My daughter started this Fall, and so far it is great! She is learning a lot of french, and her teacher has great communication with the parents. The first few weeks were a bit tough for her (getting used to the french immersion and structure). However, she is now familiar with the routine and looks forward to school. She has made some friends, and speaks positively of the activities. There are minor bullying issues that I get a bit worried about, but so far only classic kindergarten politics. I just worry about how these are managed as the kids get older and hope that these issues are taken seriously. My daughter has told me that occasionally the teacher doesn't know about some particular occurrences. One other issue is that the bus driver dropped my daughter off and let her off the bus without me at the stop (it came much earlier than it was supposed to one day), and she was walking home with an adult male neighbor (luckily I knew him). This was extremely concerning, though I know this is not specific to LNFI, and I have addressed it with the driver. Otherwise I have been very very happy with everything at the school thus far - will update if I have any change of opinion.
LNFI is a truly amazing school. My daughter is going into third grade this fall and thus far we have nothing but positive experience with the school.
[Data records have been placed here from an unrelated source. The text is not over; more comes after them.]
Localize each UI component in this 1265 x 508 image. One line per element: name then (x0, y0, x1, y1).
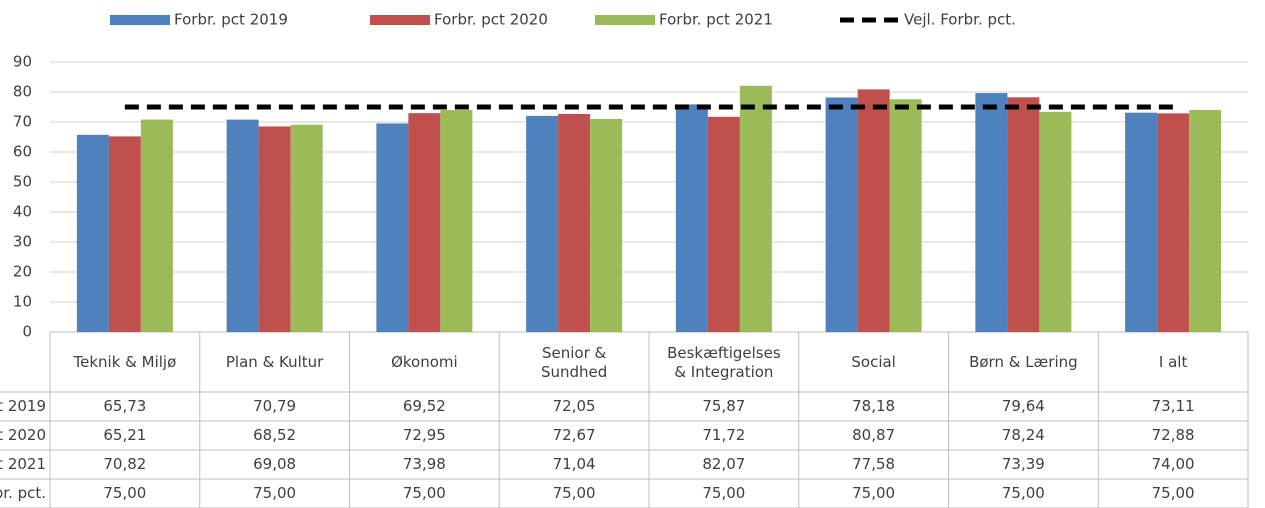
y-tick-label: 20 (13, 263, 32, 281)
table-value: 78,18 (852, 397, 895, 415)
category-label: Plan & Kultur (225, 353, 324, 371)
category-label: Teknik & Miljø (73, 353, 177, 371)
bar (526, 115, 559, 332)
y-tick-label: 50 (13, 173, 32, 191)
bar (108, 136, 141, 332)
bar (140, 119, 173, 332)
category-label: Social (851, 353, 896, 371)
row-label: Forbr. pct 2020 (0, 426, 46, 444)
table-value: 73,39 (1002, 455, 1045, 473)
bar (76, 134, 109, 332)
bar (857, 89, 890, 332)
y-tick-label: 40 (13, 203, 32, 221)
y-tick-label: 70 (13, 113, 32, 131)
table-value: 70,79 (253, 397, 296, 415)
table-value: 68,52 (253, 426, 296, 444)
table-value: 71,04 (553, 455, 596, 473)
legend-label: Forbr. pct 2020 (434, 11, 548, 29)
table-value: 75,00 (852, 484, 895, 502)
table-value: 73,98 (403, 455, 446, 473)
bar (1007, 97, 1040, 332)
bar (1157, 113, 1190, 332)
table-value: 65,73 (103, 397, 146, 415)
bar (1125, 112, 1158, 332)
bar (258, 126, 291, 332)
table-value: 80,87 (852, 426, 895, 444)
table-value: 69,52 (403, 397, 446, 415)
bar (408, 113, 441, 333)
table-value: 72,67 (553, 426, 596, 444)
table-value: 75,00 (253, 484, 296, 502)
y-tick-label: 10 (13, 293, 32, 311)
y-tick-label: 80 (13, 83, 32, 101)
bar (739, 85, 772, 332)
table-value: 69,08 (253, 455, 296, 473)
table-value: 82,07 (702, 455, 745, 473)
category-label: Børn & Læring (969, 353, 1078, 371)
bar (1189, 110, 1222, 332)
row-label: Forbr. pct 2019 (0, 397, 46, 415)
table-value: 77,58 (852, 455, 895, 473)
table-value: 75,87 (702, 397, 745, 415)
bar (590, 118, 623, 332)
bar (707, 116, 740, 332)
bar (889, 99, 922, 332)
y-tick-label: 90 (13, 53, 32, 71)
category-label: I alt (1158, 353, 1188, 371)
legend-label: Vejl. Forbr. pct. (904, 11, 1016, 29)
table-value: 65,21 (103, 426, 146, 444)
bar (376, 123, 409, 332)
category-label: Beskæftigelses & Integration (667, 343, 781, 381)
table-value: 75,00 (553, 484, 596, 502)
category-label: Økonomi (391, 353, 458, 371)
table-value: 75,00 (403, 484, 446, 502)
bar (440, 110, 473, 332)
table-value: 74,00 (1152, 455, 1195, 473)
bar (675, 104, 708, 332)
table-value: 71,72 (702, 426, 745, 444)
legend-label: Forbr. pct 2021 (659, 11, 773, 29)
table-value: 78,24 (1002, 426, 1045, 444)
category-label: Senior & Sundhed (540, 343, 608, 381)
bar (558, 113, 591, 333)
bar (226, 119, 259, 332)
y-tick-label: 0 (22, 323, 32, 341)
row-label: Vejl. Forbr. pct. (0, 484, 46, 502)
bar (290, 124, 323, 332)
y-tick-label: 60 (13, 143, 32, 161)
table-value: 72,05 (553, 397, 596, 415)
y-tick-label: 30 (13, 233, 32, 251)
bar (975, 93, 1008, 332)
table-value: 73,11 (1152, 397, 1195, 415)
table-value: 72,95 (403, 426, 446, 444)
legend-swatch (110, 15, 170, 25)
table-value: 72,88 (1152, 426, 1195, 444)
table-value: 70,82 (103, 455, 146, 473)
row-label: Forbr. pct 2021 (0, 455, 46, 473)
legend-label: Forbr. pct 2019 (174, 11, 288, 29)
bar (825, 97, 858, 333)
table-value: 75,00 (702, 484, 745, 502)
table-value: 75,00 (103, 484, 146, 502)
bar (1039, 111, 1072, 332)
legend-swatch (370, 15, 430, 25)
legend-swatch (595, 15, 655, 25)
table-value: 75,00 (1152, 484, 1195, 502)
table-value: 75,00 (1002, 484, 1045, 502)
table-value: 79,64 (1002, 397, 1045, 415)
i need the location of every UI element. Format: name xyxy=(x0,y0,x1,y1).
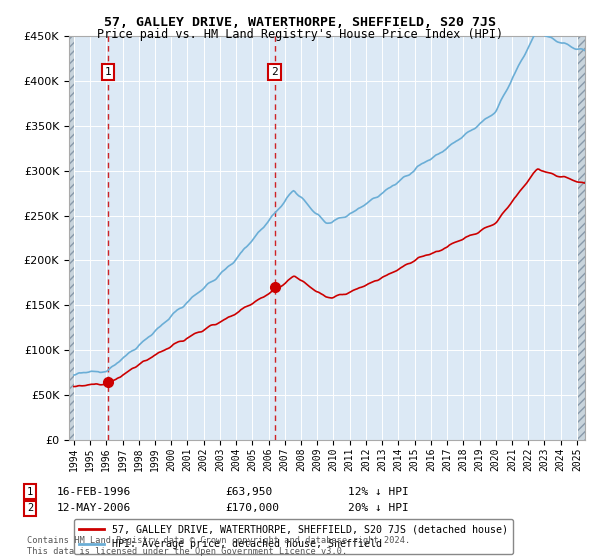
Text: £170,000: £170,000 xyxy=(225,503,279,514)
Text: 20% ↓ HPI: 20% ↓ HPI xyxy=(348,503,409,514)
Text: Contains HM Land Registry data © Crown copyright and database right 2024.
This d: Contains HM Land Registry data © Crown c… xyxy=(27,536,410,556)
Text: 1: 1 xyxy=(105,67,112,77)
Text: 12% ↓ HPI: 12% ↓ HPI xyxy=(348,487,409,497)
Text: 1: 1 xyxy=(27,487,33,497)
Text: 2: 2 xyxy=(271,67,278,77)
Text: 57, GALLEY DRIVE, WATERTHORPE, SHEFFIELD, S20 7JS: 57, GALLEY DRIVE, WATERTHORPE, SHEFFIELD… xyxy=(104,16,496,29)
Text: 16-FEB-1996: 16-FEB-1996 xyxy=(57,487,131,497)
Text: £63,950: £63,950 xyxy=(225,487,272,497)
Legend: 57, GALLEY DRIVE, WATERTHORPE, SHEFFIELD, S20 7JS (detached house), HPI: Average: 57, GALLEY DRIVE, WATERTHORPE, SHEFFIELD… xyxy=(74,519,513,554)
Text: 12-MAY-2006: 12-MAY-2006 xyxy=(57,503,131,514)
Text: 2: 2 xyxy=(27,503,33,514)
Text: Price paid vs. HM Land Registry's House Price Index (HPI): Price paid vs. HM Land Registry's House … xyxy=(97,28,503,41)
Bar xyxy=(578,36,585,440)
Bar xyxy=(69,36,74,440)
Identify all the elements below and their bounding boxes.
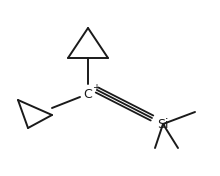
Text: Si: Si	[157, 118, 169, 130]
Text: +: +	[92, 83, 100, 93]
Text: C: C	[84, 89, 92, 102]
Immersion is inherently more difficult than other education methods, and the teachers have high expectations; they generally seem to run gentle but firm classrooms, they know their kids, and they teacher to high standards. After three years of immersion my daughter is above grade level in all her subjects and was able to express herself at a nearly fluent level in the French-speaking world this summer. The principal runs a tight ship but that's a good thing, especially with language immersion.